With Douglas Country being locked down starting tomorrow, I decided to venture out today. Groceries are still considered essential, but I decided that with the numbers indicating it will get worse, before better, that stocking up now would be better than later. Maybe it was just an excuse to get out. I mean, I did follow all of the social distancing protocols and sanitized everything before and after. I also made sure to not make contact with anyone. It was a needed trip; no lolly-gagging here. And man it was tiring. Being hyper-alert took a toll on me that I did not see coming. Jokingly, it felt a bit primitive as well. I mean it wasn’t by any stretch of the imagination, but it felt more like that today. I had to bundle up, venture out into the world, avoid contact with bad things and search for the things to make food. No skinning squirrels yet, but I am not opposed if we get there.

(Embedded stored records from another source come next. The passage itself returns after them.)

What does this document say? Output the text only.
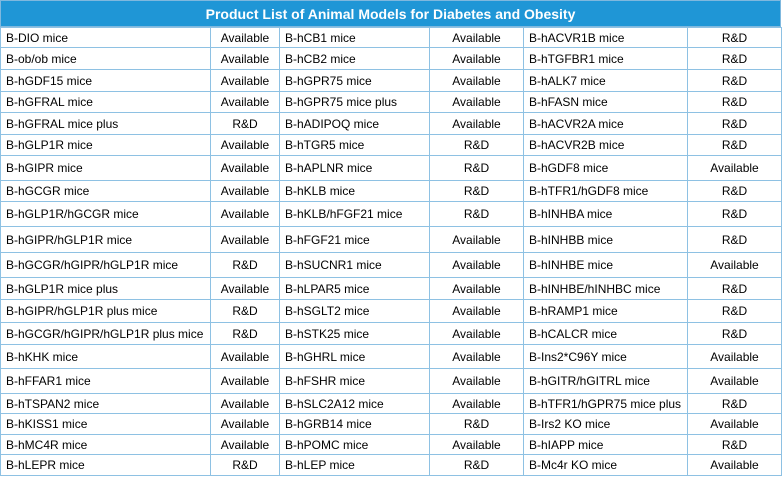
Product List of Animal Models for Diabetes and Obesity
B-DIO mice	Available	B-hCB1 mice	Available	B-hACVR1B mice	R&D
B-ob/ob mice	Available	B-hCB2 mice	Available	B-hTGFBR1 mice	R&D
B-hGDF15 mice	Available	B-hGPR75 mice	Available	B-hALK7 mice	R&D
B-hGFRAL mice	Available	B-hGPR75 mice plus	Available	B-hFASN mice	R&D
B-hGFRAL mice plus	R&D	B-hADIPOQ mice	Available	B-hACVR2A mice	R&D
B-hGLP1R mice	Available	B-hTGR5 mice	R&D	B-hACVR2B mice	R&D
B-hGIPR mice	Available	B-hAPLNR mice	R&D	B-hGDF8 mice	Available
B-hGCGR mice	Available	B-hKLB mice	R&D	B-hTFR1/hGDF8 mice	R&D
B-hGLP1R/hGCGR mice	Available	B-hKLB/hFGF21 mice	R&D	B-hINHBA mice	R&D
B-hGIPR/hGLP1R mice	Available	B-hFGF21 mice	Available	B-hINHBB mice	R&D
B-hGCGR/hGIPR/hGLP1R mice	R&D	B-hSUCNR1 mice	Available	B-hINHBE mice	Available
B-hGLP1R mice plus	Available	B-hLPAR5 mice	Available	B-hINHBE/hINHBC mice	R&D
B-hGIPR/hGLP1R plus mice	R&D	B-hSGLT2 mice	Available	B-hRAMP1 mice	R&D
B-hGCGR/hGIPR/hGLP1R plus mice	R&D	B-hSTK25 mice	Available	B-hCALCR mice	R&D
B-hKHK mice	Available	B-hGHRL mice	Available	B-Ins2*C96Y mice	Available
B-hFFAR1 mice	Available	B-hFSHR mice	Available	B-hGITR/hGITRL mice	Available
B-hTSPAN2 mice	Available	B-hSLC2A12 mice	Available	B-hTFR1/hGPR75 mice plus	R&D
B-hKISS1 mice	Available	B-hGRB14 mice	R&D	B-Irs2 KO mice	Available
B-hMC4R mice	Available	B-hPOMC mice	Available	B-hIAPP mice	R&D
B-hLEPR mice	R&D	B-hLEP mice	R&D	B-Mc4r KO mice	Available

I head back to work tomorrow. I work in food manufacturing and that is deemed essential. It is good that the work still exists for people for several reasons. It does bring some fear and uncertainty for me though. I will have to remain diligent in my role to be functional yet, distant. I did propose that I can do a lot of my work remotely. With a laptop, I do have about 1 week’s worth of work, before I have to get creative or find something to work on. So, as you can imagine, I was disappointed when working from home was rejected. The information that was sent was “that physical presence is needed.” While I get that, it did feel like a smack in the face. And I know that it is not just me experiencing this situation. I have talked to IM’d several people who are going through similar things. There is a duty-bound side of me that feels I need to be there. There is also a self-preservation side of me that wonders if this is what is best for all of the people in my life. Respectfully, we do not make protein, or basic needs foods, so I am internally struggling. Rationalizing – either way – only goes so far. I will go into work, maintain distances, and do my best. I am not that way. #RealWorldStruggles

I started this post to get the creative juices flowing: preparing to write. The mass amount of queries that I have sent out are still out there. I have only received feedback from about 9% of them (mainly expected rejections). The project is still considered active but idle for me right now, as I mentioned previously. I have been working on my outline for an alternative living sci-fi piece. I have about 20 chapters outlined and a general idea of what is happening in the story. I am now closing gaps from main struggles to resolution, layering in foreshadowing and puzzles for the reader to be engaged with. I am mostly a pantser but have plotted a bit more this time. I guess that is called a plantser, LOL. I wanted to add lots of layers and not rework the story more than needed as I think of things that I want to add. I am enjoying writing again. I am enjoying working on and improving my craft while not feeling stagnant.

I hope your week has started with some stability. With foundational structures we took for granted in life being challenged can feel very unsettling. Perfect time for the therapy appointment I suppose. Keep educated, distant, and alert to what is going on. I have seen or heard great things (that make us human), despite the negative that will always exist. It gives me hope. Everything… eventually… will be all right.